Under a series of court decisions known as the “California rule,” a key one in 1955, the pension promised at hire is widely believed to become a “vested right,” protected by contract law, that cannot be cut unless offset by a comparrable new benefit.
So, most cost-cutting pension reforms only apply to new hires, who have not yet attained vested rights. That can take decades to yield significant saving for employers, which is why reformers want to cut pensions earned by current workers in the future.
Marin unions contended the vested rights of current workers were violated when the Marin County Employees Retirement Association imposed state legislation enacted in 2012 to prevent “spiking” pension boosts from stand-by duty, in-kind health care, and other things.
Three similar union suits filed against the Contra Costa, Alameda, and Merced county pension systems were consolidated.

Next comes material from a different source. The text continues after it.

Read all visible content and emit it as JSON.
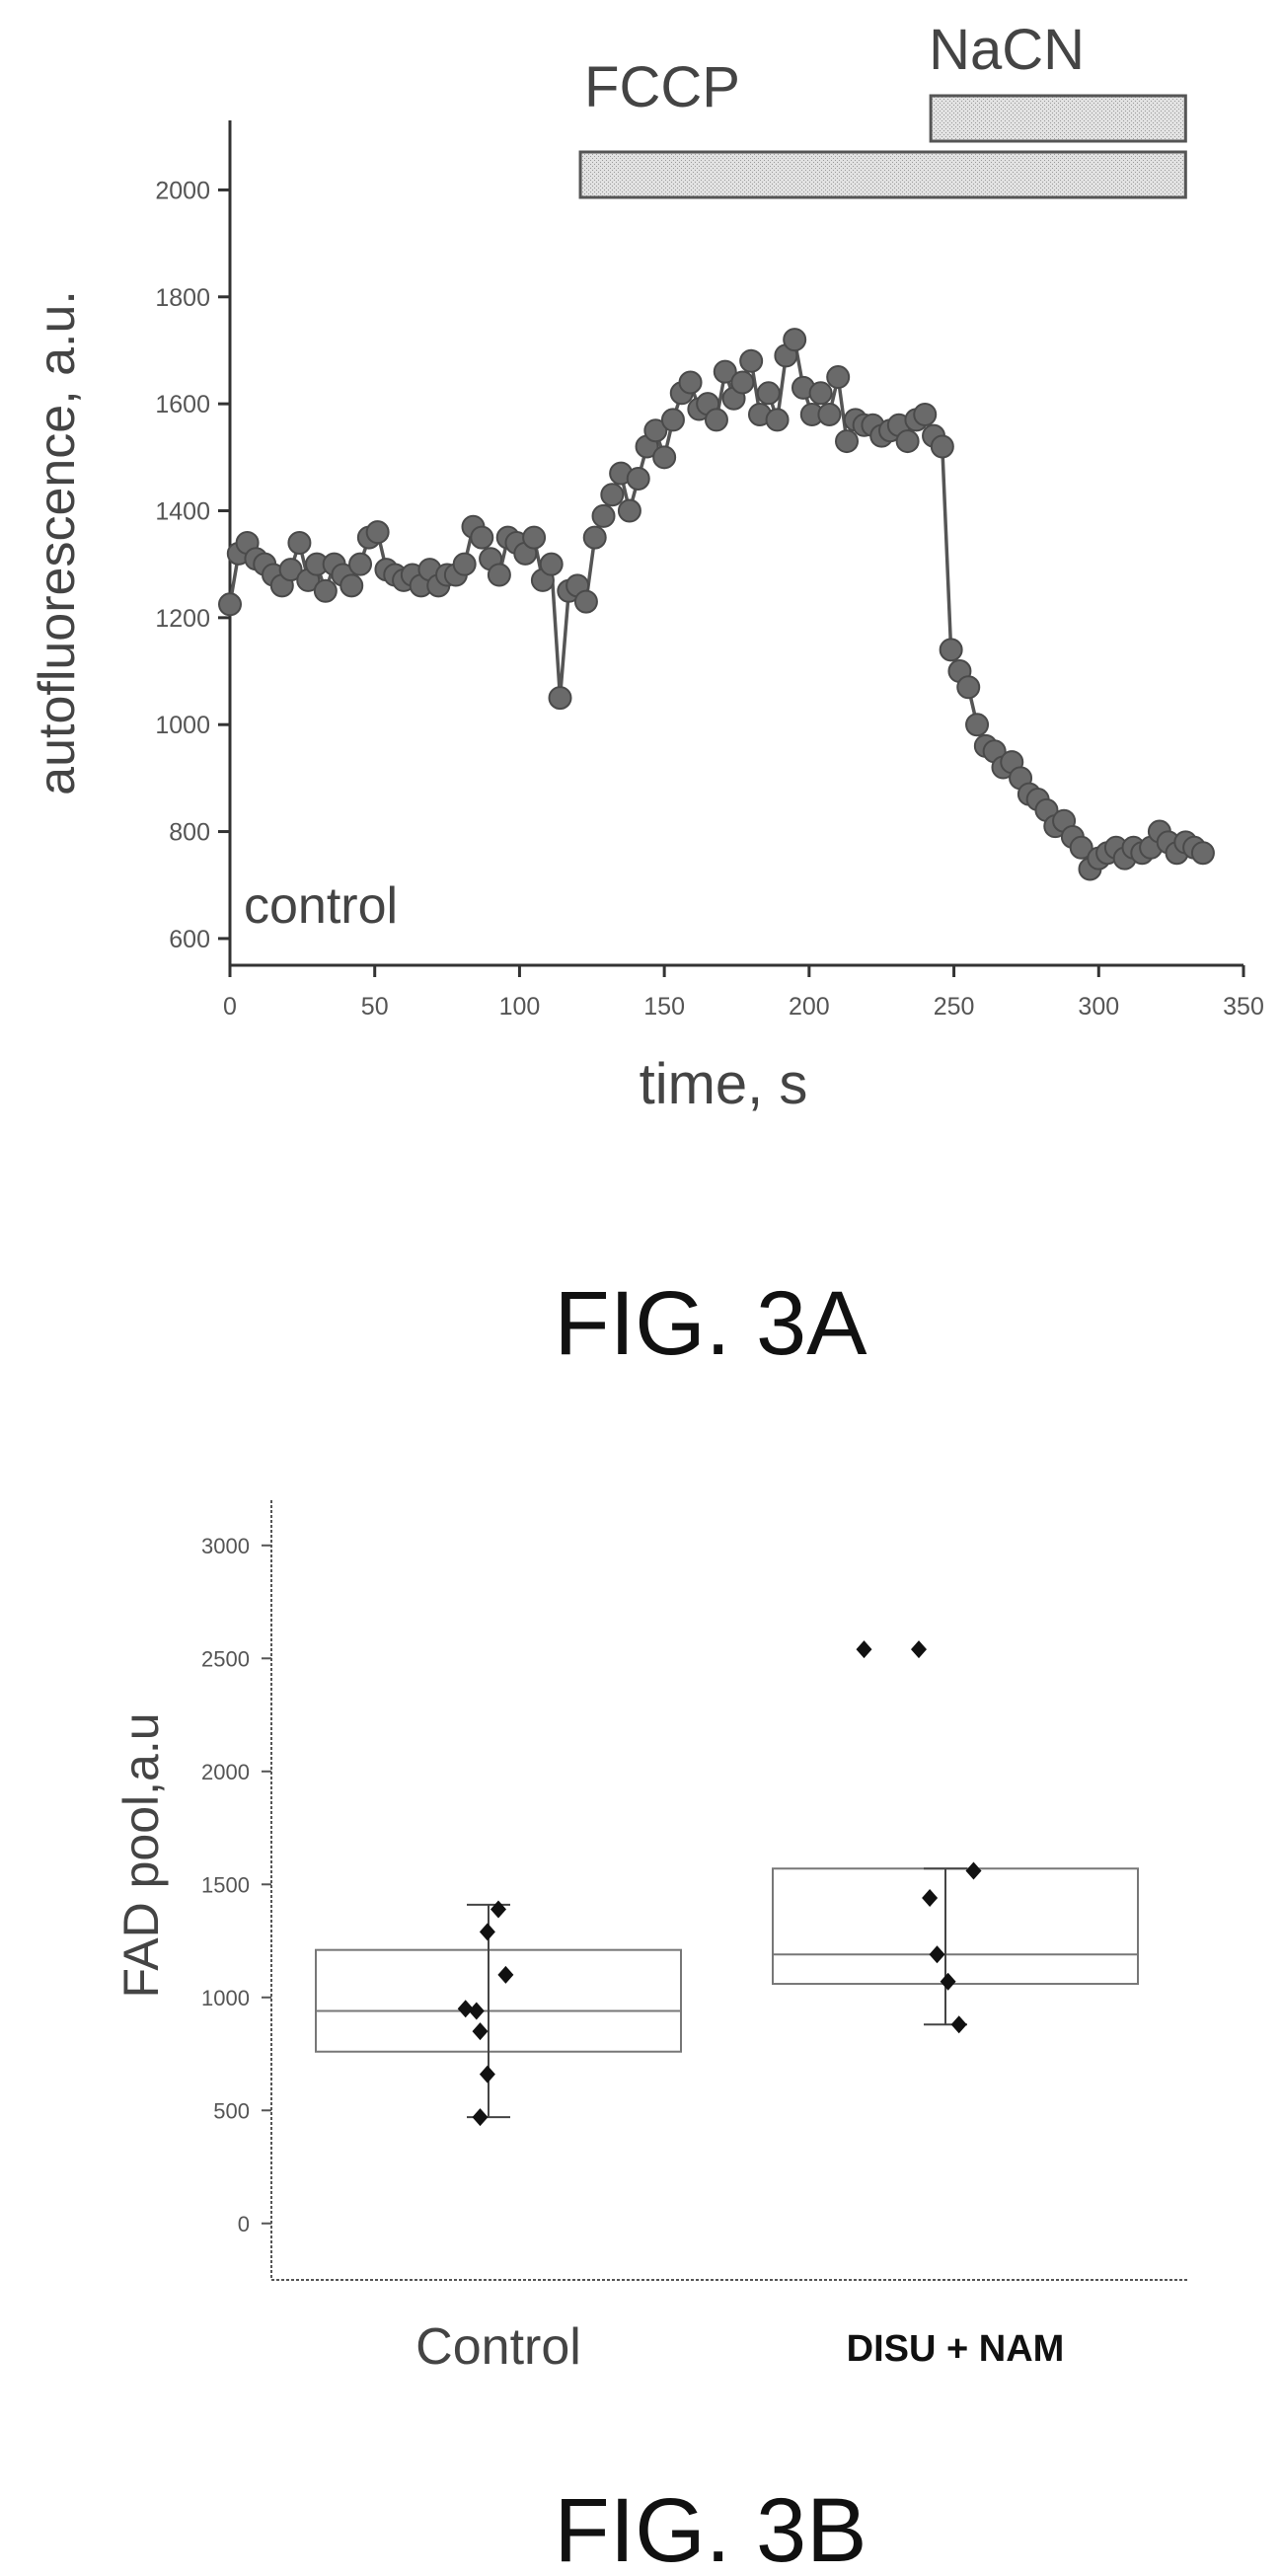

Leiderman, also an attorney for the Contra Cost and Alameda systems, said arguments are scheduled to begin soon.
Bartow speculated that if the Marin ruling is appealed, as he expects, the state Supreme Court may await the outcome of the three consolidated suits in the appellate court before acting on the issue.
CalSTRS followed the “California rule” in legislation two years ago that will raise the rate school districts pay to CalSTRS from 8.25 percent of pay to 19.1 percent by 2020, while the rate for teachers was limited to an increase from 8 percent of pay to 10.25 percent.
The comparable new benefit offsetting the 2.5 percent rate hike for current teachers vested a routine annual 2 percent cost-of-living adjustment, which previously could have been suspended, though that rarely if ever happened.
Part of the Marin appellate court ruling is that a key 1955 state Supreme Court decision said pension cuts “should” be accompanied by a comparable new benefit, which is advisory, and only one high court ruling since then has used the mandatory word “must.”
Bartow argued that in several of the cases where the Supreme Court said “should,” the pension cuts were overturned because there was no comparable new advantage. He said the Marin ruling ignores the “actual and complete analysis in each of those cases.”
In what Bartow said he would “describe as a face-palm inducing aside,” the Marin ruling said that if reasonable cuts are made in pensions, the comparable new advantage or benefit is more money in paychecks because the lower pension results in lower employee rates.
Leiderman said a different panel of justices in the same appellate court cited the same cases as the Marin ruling, but made the opposite decision about vested rights in a case about cost-of-living adjustments in San Francisco pensions.
“That was last year — same appellate court, 180 degrees different view of vested rights,” Leiderman told the CalSTRS board. “The Supreme Court didn’t accept the petition (to review the appellate court decision). It’s hard to know.”